What's been happening?

It has been a little over two years since I posted on this blog last. I have been doing a lot of writing elsewhere on similar topics - mostly Large Language Models and other AI things - it just never added up to a blog post here.

My writing exiles

Here are some of the places where I have been writing:

  1. Random musings on practical epistemology:
    1. Promising Paragraphs
    2. X
  2. Questions of Artificial Intelligence:
    1. Trends in AI
    2. Semantic Machines
    3. Practical AI
    4. Experiments in AI Creation
    5. AI in Academic Practice
  3. Questions of practical pedagogy:
    1. Deliberate Practice as a Universal Learning Method
    2. Building Your Language Muscle
    3. Creating and Using Instructional Videos​
    4. Principles of Readability
    5. Digital Technologies for Academic Productivity
    6. Czech Language Navigator Companion
    7. Paragraph a Day for a Month: Academic Writing Boot Up Diary Template

Semi-official semi-retirement and migration

I've been planning to get stuck into a more substantive writing project for a while but I could never find the right "banner" under which to do it. It never quite felt right to post here. So, I am semi-officially semi-retiring this blog and will focus my writing efforts in a new place called Schemas and Propositions on, of all places, Substack.

I will definitely probably return to this blog at some point in the future with more metaphor focused posts - but for now, I am going to focus on...

Schemas and Propositions

I started this blog on a whim. I wanted to explore metaphors in principle and metaphors in practice. But even as I started it under the name, I had already moved away from thinking of metaphors as much more than pointing towards more general conceptual structures.
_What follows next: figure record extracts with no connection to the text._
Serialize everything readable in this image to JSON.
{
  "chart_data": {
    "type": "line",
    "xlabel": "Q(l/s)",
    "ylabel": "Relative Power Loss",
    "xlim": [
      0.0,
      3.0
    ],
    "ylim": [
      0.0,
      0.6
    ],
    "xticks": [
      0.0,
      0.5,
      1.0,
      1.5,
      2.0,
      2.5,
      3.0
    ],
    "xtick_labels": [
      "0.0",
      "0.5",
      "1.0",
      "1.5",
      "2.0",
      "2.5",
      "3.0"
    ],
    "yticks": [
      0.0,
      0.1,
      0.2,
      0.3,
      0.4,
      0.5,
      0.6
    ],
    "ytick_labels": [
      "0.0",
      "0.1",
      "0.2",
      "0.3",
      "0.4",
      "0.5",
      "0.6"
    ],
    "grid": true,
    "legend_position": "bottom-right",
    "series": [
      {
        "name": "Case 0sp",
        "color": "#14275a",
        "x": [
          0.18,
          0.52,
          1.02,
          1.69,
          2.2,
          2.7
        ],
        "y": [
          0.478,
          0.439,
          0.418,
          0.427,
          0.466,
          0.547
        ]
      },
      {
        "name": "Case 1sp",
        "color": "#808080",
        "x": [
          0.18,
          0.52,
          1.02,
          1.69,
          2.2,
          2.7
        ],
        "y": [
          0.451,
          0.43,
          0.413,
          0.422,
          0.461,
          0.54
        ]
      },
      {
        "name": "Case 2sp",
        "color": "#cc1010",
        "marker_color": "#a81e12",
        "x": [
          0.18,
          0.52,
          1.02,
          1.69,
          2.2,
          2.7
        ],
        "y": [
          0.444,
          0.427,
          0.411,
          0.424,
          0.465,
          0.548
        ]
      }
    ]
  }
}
Those could be called "frames" or "models" or (as Lakoff calls them "idealized cognitive models") or many other things, but metaphors are just one of the ways they show up in language and thought.

I chose to hang my shingle out under the label "schemas and propositions" because the one feature of these models is that they are schematic and underdetermined. Most people who think about language and mind think only about propositions that express them. But propositions are do not really exist in the mind (except as temporary mental images we manipulate while speaking), it's all about these other mental structures that I call schemas in this particular project.

Below is an extract from the about page of the new blog. Come by and see what I've been up to:

About - Schemas and Propositions

"Schemas and Propositions" is a set of notes towards a better understanding of language and mental models of all kinds. Both human and artificial. I am interested in all the inexpressible tacit knowledge that makes constructing and understanding propositions possible.

I start with a simple provocative statement:

Schemas is all you need.

Or, to be a bit less cryptic:

Language models represent and process their knowledge as schemas but express it in the form of propositions.

The point of this series of notes is to explore the nature of what schemas and their tension with propositions. But really it's even more about the consequences of this dichotomy on how we think about semantics. But it's not just the semantics we have as humans but also the sort of semantics we find in various models of language, meaning and cognition - be they Large Language Models or just simple toy models of constructed by linguists, philosophers and logicians.